When a fine actor does a fine thing, have we such a school of audience as to merit this admirable supply to their demands?—this applause of their understanding? Is there not in the whole excellent piece of work, something all too independent of their part in the theatre?
If Caligula wished that mankind had but one neck for his knife, and Byron that all womankind had but one mouth for his kiss, so the audience has conceived that all arts should have but one mystery for its blundering, and thus thinks itself interested in acting when it does but admire the actor as in a drawing.
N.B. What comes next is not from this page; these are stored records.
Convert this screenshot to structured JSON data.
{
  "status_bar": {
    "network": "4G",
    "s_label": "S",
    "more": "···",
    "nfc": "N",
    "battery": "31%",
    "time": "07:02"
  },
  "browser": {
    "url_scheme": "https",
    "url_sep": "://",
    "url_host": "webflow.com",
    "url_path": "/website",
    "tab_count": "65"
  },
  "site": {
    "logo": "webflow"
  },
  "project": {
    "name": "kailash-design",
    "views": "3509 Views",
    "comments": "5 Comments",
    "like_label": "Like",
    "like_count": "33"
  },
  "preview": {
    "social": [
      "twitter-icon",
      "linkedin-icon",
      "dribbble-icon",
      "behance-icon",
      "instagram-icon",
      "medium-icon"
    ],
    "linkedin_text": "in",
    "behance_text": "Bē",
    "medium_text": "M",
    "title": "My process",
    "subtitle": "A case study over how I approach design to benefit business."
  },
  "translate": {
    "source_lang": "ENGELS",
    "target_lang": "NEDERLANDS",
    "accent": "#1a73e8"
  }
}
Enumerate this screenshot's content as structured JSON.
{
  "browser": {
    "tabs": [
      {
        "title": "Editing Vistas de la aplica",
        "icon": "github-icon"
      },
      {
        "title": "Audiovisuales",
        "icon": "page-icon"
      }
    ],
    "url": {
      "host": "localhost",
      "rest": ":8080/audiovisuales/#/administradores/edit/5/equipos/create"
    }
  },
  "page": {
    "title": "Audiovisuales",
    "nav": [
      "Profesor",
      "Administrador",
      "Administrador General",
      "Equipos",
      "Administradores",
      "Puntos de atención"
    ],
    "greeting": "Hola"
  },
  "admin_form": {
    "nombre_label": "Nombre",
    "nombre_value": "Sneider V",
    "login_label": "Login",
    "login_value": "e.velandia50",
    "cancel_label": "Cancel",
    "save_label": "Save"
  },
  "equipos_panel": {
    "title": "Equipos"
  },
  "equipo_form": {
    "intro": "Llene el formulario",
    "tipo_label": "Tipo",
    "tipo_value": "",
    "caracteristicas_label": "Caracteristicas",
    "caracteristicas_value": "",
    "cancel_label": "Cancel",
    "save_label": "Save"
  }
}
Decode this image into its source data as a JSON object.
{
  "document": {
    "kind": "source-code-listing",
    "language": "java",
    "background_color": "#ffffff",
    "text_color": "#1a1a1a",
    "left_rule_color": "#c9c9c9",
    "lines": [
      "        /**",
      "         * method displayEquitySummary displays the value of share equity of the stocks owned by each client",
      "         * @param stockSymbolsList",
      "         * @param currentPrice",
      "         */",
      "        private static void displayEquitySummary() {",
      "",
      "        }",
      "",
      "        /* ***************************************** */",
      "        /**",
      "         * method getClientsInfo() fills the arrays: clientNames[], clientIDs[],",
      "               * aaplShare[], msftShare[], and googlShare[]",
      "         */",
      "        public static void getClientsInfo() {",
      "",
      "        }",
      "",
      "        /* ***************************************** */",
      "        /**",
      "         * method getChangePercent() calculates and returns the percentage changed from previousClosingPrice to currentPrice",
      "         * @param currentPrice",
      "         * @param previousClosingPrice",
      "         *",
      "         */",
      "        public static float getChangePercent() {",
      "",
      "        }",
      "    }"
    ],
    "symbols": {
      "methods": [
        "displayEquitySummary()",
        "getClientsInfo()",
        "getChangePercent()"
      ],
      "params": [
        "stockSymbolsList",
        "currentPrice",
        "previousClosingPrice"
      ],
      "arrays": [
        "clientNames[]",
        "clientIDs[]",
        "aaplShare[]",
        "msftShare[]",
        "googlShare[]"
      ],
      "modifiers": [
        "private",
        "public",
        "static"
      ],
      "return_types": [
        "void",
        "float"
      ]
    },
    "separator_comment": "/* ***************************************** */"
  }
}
The time may come when a national school of dramatic audience shall not accept artifices that could not convince the fool amongst them; when one brilliant moment of simplicity on the one side of the footlights shall meet a brilliant simplicity on the other. Which troupe, which side, to begin?
TITHONUS
“It was resolved,” said the morning paper, “to colour the borders of the panels and other spaces of Portland stone with arabesques and other patterns, but that no paint should be used, as paint would need renewing from time to time. The colours, therefore,”—and here is the passage to be noted—“are all mixed with wax liquefied with petroleum; and the wax surface sets as hard as marble. . . The wax is left time to form an imperishable surface of ornament, which would have to be cut out of the stone with a chisel if it was desired to remove it.” Not, apparently, that a new surface is formed which, by much violence and perseverance, could, years hence, be chipped off again; but that the “ornament” is driven in and incorporate, burnt in and absorbed, so that there is nothing possible to cut away by any industry. In this humorous form of ornament we are beforehand with Posterity. Posterity is baffled.
Will this victory over our sons’ sons be the last resolute tyranny prepared by one age for the coercion, constraint, and defeat of the future? To impose that compulsion has been hitherto one of the strongest of human desires. It is one, doubtless, to be outgrown by the human race; but how slowly that growth creeps onwards, let this success in the stencilling of St Paul’s teach us, to our confusion. There is evidently a man—a group of men—happy at this moment because it has been possible, by great ingenuity, to force our posterity to have their cupola of St Paul’s with the stone mouldings stencilled and “picked out” with niggling colours, whether that undefended posterity like it or not. And this is a survival of one of the obscure pleasures of man, attested by history.